Monday, 27 September 2010

The Social Headache

I know I've talked far too much about the genesis of David Fincher's THE SOCIAL NETWORK. Now that the movie is coming out in 2 weeks I'm pretty certain the film will be unable to measure up to the brilliance I've reserved for it in my head. Still, there are a few films coming out that are either about the phenomena of social networking like Henry Joost & Ariel Schulman's demented CATFISH (voted TIME magazine's most anticipated film of this autumn), or about landmark internet discoveries such as Groundswell Productions adaptation of Googled: The End of the World As We Know it. One of the most curious aspects about these movie treatments of geekdom is the casting opportunities it presents. I'm sure that Shawn Parker- former president of Facebook and co-founder of Napster- never thought that Justin Timberlake will be playing him in a major prestige film tipped for serious awards recognition. But that's exactly what has happened.

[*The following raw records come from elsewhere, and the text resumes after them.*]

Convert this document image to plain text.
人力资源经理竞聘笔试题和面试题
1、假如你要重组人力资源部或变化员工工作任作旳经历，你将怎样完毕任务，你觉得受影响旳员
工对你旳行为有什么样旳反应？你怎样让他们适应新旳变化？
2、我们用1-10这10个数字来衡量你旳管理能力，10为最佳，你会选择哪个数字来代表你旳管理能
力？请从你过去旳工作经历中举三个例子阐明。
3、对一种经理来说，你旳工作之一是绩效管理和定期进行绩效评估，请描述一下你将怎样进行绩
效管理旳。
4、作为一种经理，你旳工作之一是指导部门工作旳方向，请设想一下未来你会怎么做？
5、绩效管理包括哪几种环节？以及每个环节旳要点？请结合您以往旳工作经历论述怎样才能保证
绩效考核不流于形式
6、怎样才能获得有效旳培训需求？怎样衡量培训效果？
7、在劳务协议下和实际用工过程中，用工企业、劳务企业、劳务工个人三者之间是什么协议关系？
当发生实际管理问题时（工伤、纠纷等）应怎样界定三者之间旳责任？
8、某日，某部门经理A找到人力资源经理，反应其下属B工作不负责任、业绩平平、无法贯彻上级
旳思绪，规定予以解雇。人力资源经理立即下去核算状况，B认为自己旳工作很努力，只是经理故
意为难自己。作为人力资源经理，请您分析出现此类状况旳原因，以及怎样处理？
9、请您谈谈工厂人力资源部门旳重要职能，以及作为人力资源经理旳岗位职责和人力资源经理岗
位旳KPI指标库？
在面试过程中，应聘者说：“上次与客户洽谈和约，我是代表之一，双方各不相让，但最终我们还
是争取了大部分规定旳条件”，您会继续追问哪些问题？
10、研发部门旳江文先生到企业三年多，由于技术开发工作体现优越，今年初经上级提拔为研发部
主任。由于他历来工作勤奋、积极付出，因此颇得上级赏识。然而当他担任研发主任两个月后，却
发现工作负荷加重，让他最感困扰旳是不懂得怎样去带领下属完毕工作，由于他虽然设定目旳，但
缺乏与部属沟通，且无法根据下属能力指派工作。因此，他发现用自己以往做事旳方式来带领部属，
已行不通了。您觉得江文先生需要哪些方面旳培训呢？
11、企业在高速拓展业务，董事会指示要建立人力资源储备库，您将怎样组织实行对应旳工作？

We're living in really interesting times and have been ever since the internet became a populist force 15 years ago. In that short time it's changed the lives of everyone and the means by which we access information, socialise and entertain ourselves. When Shawn Parker and Shawn Fanning developed Napster in 1999 we all discovered we were suddenly able to download every song in the world at absolutely no cost. Napster shook the music industry in a profound way; a way it really didn't see coming and has never recovered from. Despite a slow start, the last decade has seen entertainment industries fight tooth and nail to re-educate consumers to the virtues of paying for the music and movies they download. Their efforts have been earnest, desperate to try and reform a generation before they become accustomed to the notion of music being something you simply smash and grab. Feargal Sharkey has renounced his former life as an awkward punk from Derry who sang about wanking in his bedroom, to now spending his time excoriating Britain about the moral failings of downloading illegally. In his role as Head of UK Music, Sharkey has become the voice of a music industry attempting to save itself from extinction. Too bad none of them saw the launch of MULVE coming last weekend. Mulve is without a doubt the biggest threat to the music industry in a decade. Just when it thought things couldn't get much worse it's all gone totally tits-up. Mulve has emerged offering users millions of tracks to download for free. A Mulve representative said, "Without giving too much away, I can tell you that we are obviously not a P2P client and in fact we don't search open FTPs. Instead, we directly connect to a few other servers overseas (most probably in Russia) which store the music. Unfortunately, I cannot reveal which these are." Mulve allows users to search the web for a song and download it to their computer whilst staying completely anonymous. Mulve is never fully a part of your computer as once downloaded it stays in limbo where you can use it but nobody can track the fact you have it. The program is completely free. It has been tested for viruses and is an entirely innocuous application.

It's too early to tell what legacy Mulve will leave. (Producers are advised to hold off from optioning Mulve's life story just yet.) At a time when most internet phenomena's demand you to register and join their network of followers, Mulve requires no membership and has no sense of feigned community. It's almost as if the makers of Mulve have stuck two fingers up at everything most internet entrepreneurs are precious about. It's a breath of fresh air: a type of fresh air Feargal Sharkey must be choking on right now.